Trago em algum canto a memória. Desconhecida, desenvolvida à espreita. Posta aos meus poros interrupta. Posta diante da minha cama numa cópia de Miró, enorme papel amarelo com som e tato de lixa e com a assinatura desse copista justo que posso já reconhecer. Ali mais que na voz da fita que brinca com os balbucios que, me dizem, são os dos meus três meses de nascido. Antes de mais nada, o que sei é que as coisas que gosto de fazer ele faria comigo. E tenho em mim o dele. Junto comigo pergunto: como se monta um homem?

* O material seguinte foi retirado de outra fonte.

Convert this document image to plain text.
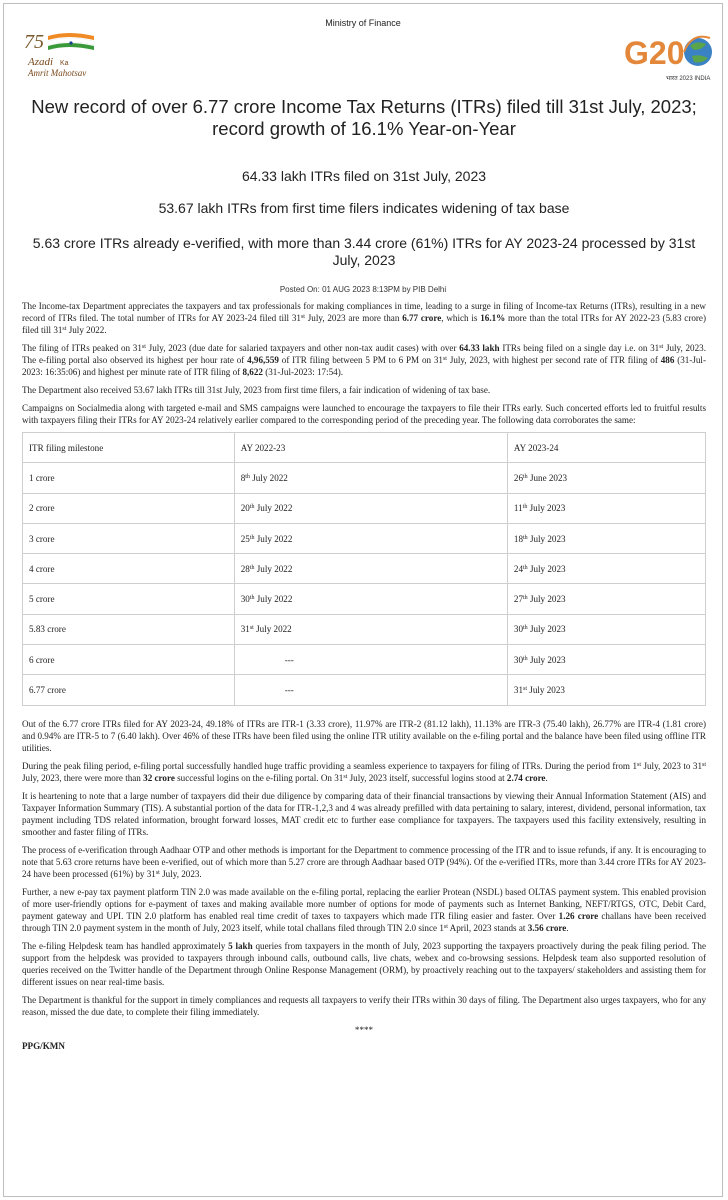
Ministry of Finance
75
Azadi Ka
Amrit Mahotsav
G20
भारत 2023 INDIA
New record of over 6.77 crore Income Tax Returns (ITRs) filed till 31st July, 2023; record growth of 16.1% Year-on-Year
64.33 lakh ITRs filed on 31st July, 2023
53.67 lakh ITRs from first time filers indicates widening of tax base
5.63 crore ITRs already e-verified, with more than 3.44 crore (61%) ITRs for AY 2023-24 processed by 31st July, 2023
Posted On: 01 AUG 2023 8:13PM by PIB Delhi

The Income-tax Department appreciates the taxpayers and tax professionals for making compliances in time, leading to a surge in filing of Income-tax Returns (ITRs), resulting in a new record of ITRs filed. The total number of ITRs for AY 2023-24 filed till 31st July, 2023 are more than 6.77 crore, which is 16.1% more than the total ITRs for AY 2022-23 (5.83 crore) filed till 31st July 2022.

The filing of ITRs peaked on 31st July, 2023 (due date for salaried taxpayers and other non-tax audit cases) with over 64.33 lakh ITRs being filed on a single day i.e. on 31st July, 2023. The e-filing portal also observed its highest per hour rate of 4,96,559 of ITR filing between 5 PM to 6 PM on 31st July, 2023, with highest per second rate of ITR filing of 486 (31-Jul-2023: 16:35:06) and highest per minute rate of ITR filing of 8,622 (31-Jul-2023: 17:54).

The Department also received 53.67 lakh ITRs till 31st July, 2023 from first time filers, a fair indication of widening of tax base.

Campaigns on Socialmedia along with targeted e-mail and SMS campaigns were launched to encourage the taxpayers to file their ITRs early. Such concerted efforts led to fruitful results with taxpayers filing their ITRs for AY 2023-24 relatively earlier compared to the corresponding period of the preceding year. The following data corroborates the same:

ITR filing milestone	AY 2022-23	AY 2023-24
1 crore	8th July 2022	26th June 2023
2 crore	20th July 2022	11th July 2023
3 crore	25th July 2022	18th July 2023
4 crore	28th July 2022	24th July 2023
5 crore	30th July 2022	27th July 2023
5.83 crore	31st July 2022	30th July 2023
6 crore	---	30th July 2023
6.77 crore	---	31st July 2023

Out of the 6.77 crore ITRs filed for AY 2023-24, 49.18% of ITRs are ITR-1 (3.33 crore), 11.97% are ITR-2 (81.12 lakh), 11.13% are ITR-3 (75.40 lakh), 26.77% are ITR-4 (1.81 crore) and 0.94% are ITR-5 to 7 (6.40 lakh). Over 46% of these ITRs have been filed using the online ITR utility available on the e-filing portal and the balance have been filed using offline ITR utilities.

During the peak filing period, e-filing portal successfully handled huge traffic providing a seamless experience to taxpayers for filing of ITRs. During the period from 1st July, 2023 to 31st July, 2023, there were more than 32 crore successful logins on the e-filing portal. On 31st July, 2023 itself, successful logins stood at 2.74 crore.

It is heartening to note that a large number of taxpayers did their due diligence by comparing data of their financial transactions by viewing their Annual Information Statement (AIS) and Taxpayer Information Summary (TIS). A substantial portion of the data for ITR-1,2,3 and 4 was already prefilled with data pertaining to salary, interest, dividend, personal information, tax payment including TDS related information, brought forward losses, MAT credit etc to further ease compliance for taxpayers. The taxpayers used this facility extensively, resulting in smoother and faster filing of ITRs.

The process of e-verification through Aadhaar OTP and other methods is important for the Department to commence processing of the ITR and to issue refunds, if any. It is encouraging to note that 5.63 crore returns have been e-verified, out of which more than 5.27 crore are through Aadhaar based OTP (94%). Of the e-verified ITRs, more than 3.44 crore ITRs for AY 2023-24 have been processed (61%) by 31st July, 2023.

Further, a new e-pay tax payment platform TIN 2.0 was made available on the e-filing portal, replacing the earlier Protean (NSDL) based OLTAS payment system. This enabled provision of more user-friendly options for e-payment of taxes and making available more number of options for mode of payments such as Internet Banking, NEFT/RTGS, OTC, Debit Card, payment gateway and UPI. TIN 2.0 platform has enabled real time credit of taxes to taxpayers which made ITR filing easier and faster. Over 1.26 crore challans have been received through TIN 2.0 payment system in the month of July, 2023 itself, while total challans filed through TIN 2.0 since 1st April, 2023 stands at 3.56 crore.

The e-filing Helpdesk team has handled approximately 5 lakh queries from taxpayers in the month of July, 2023 supporting the taxpayers proactively during the peak filing period. The support from the helpdesk was provided to taxpayers through inbound calls, outbound calls, live chats, webex and co-browsing sessions. Helpdesk team also supported resolution of queries received on the Twitter handle of the Department through Online Response Management (ORM), by proactively reaching out to the taxpayers/ stakeholders and assisting them for different issues on near real-time basis.

The Department is thankful for the support in timely compliances and requests all taxpayers to verify their ITRs within 30 days of filing. The Department also urges taxpayers, who for any reason, missed the due date, to complete their filing immediately.

****
PPG/KMN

terça-feira, 12 de maio de 2009

Sono do menino


Carlos Pérez Siquier (Espanha, 1930). La chanca.


a buzina acordou
só o olho do umbigo:
o quadril dançou no lençol
com suspiro de sonho

quarta-feira, 6 de maio de 2009

porto


Leo Matiz (Colômbia, 1917-1998).


roldame arquejado pelo peso
o solo de assobio fino do menino
o barco rangente
o coração em falha de batimento
segmento árido no meio do mar
água fria de fundura minha
o porto do outro lado guardado na foto
eu vou pra lá
seria sério o vôo da gaivota
um vendaval de ondas marés
de polvos de braços roxos ao redor do meu pescoço
lânguidos os braços
da última prostituta acordada no cais
meus dedos de pó ardem no meio das pernas
e sigo
soltos os olhos em baços gemidos
o menino assobia e corre do homem gordo
o barco zarpa lento e velho
pintura verde grossa de camadas longas
a prostituta cospe e anda sem a bolsa
eu beijo o assoalho cambaleante que me leva

domingo, 3 de maio de 2009

Depois


Pierre Verger (França, 1902-1996). Andalucía, 1935.


as solas dos pés sentem
a poeira do chão do quarto
granulado das palavras
caído como pó de pedra
fricção da minha língua
contra o muro da sua cara
e amanheceu alguma luz
transmutada pelos vãos da cortina
o quarto é o mesmo em seus pertences
outro sem a respiração azul
sem os cabelos curtos
e as mãos secas nos gestos
as solas dos pés sentem
o frio do assoalho
descem da cama em falso
cambaleio em retardo
dolorido por saber:
depois do café a boca vai sorrir

terça-feira, 28 de abril de 2009

Primeiras horas


Fabiana Miraz. Cupe, Pernambuco, 2008.


nunca acordava seca:
fora da cama
andando pela casa
pré-vinha aos passos
murmúrios de águas

sexta-feira, 24 de abril de 2009

Espera do fim do dia


Tina Modotti (Itália, 1896-1942). Rosas, 1925.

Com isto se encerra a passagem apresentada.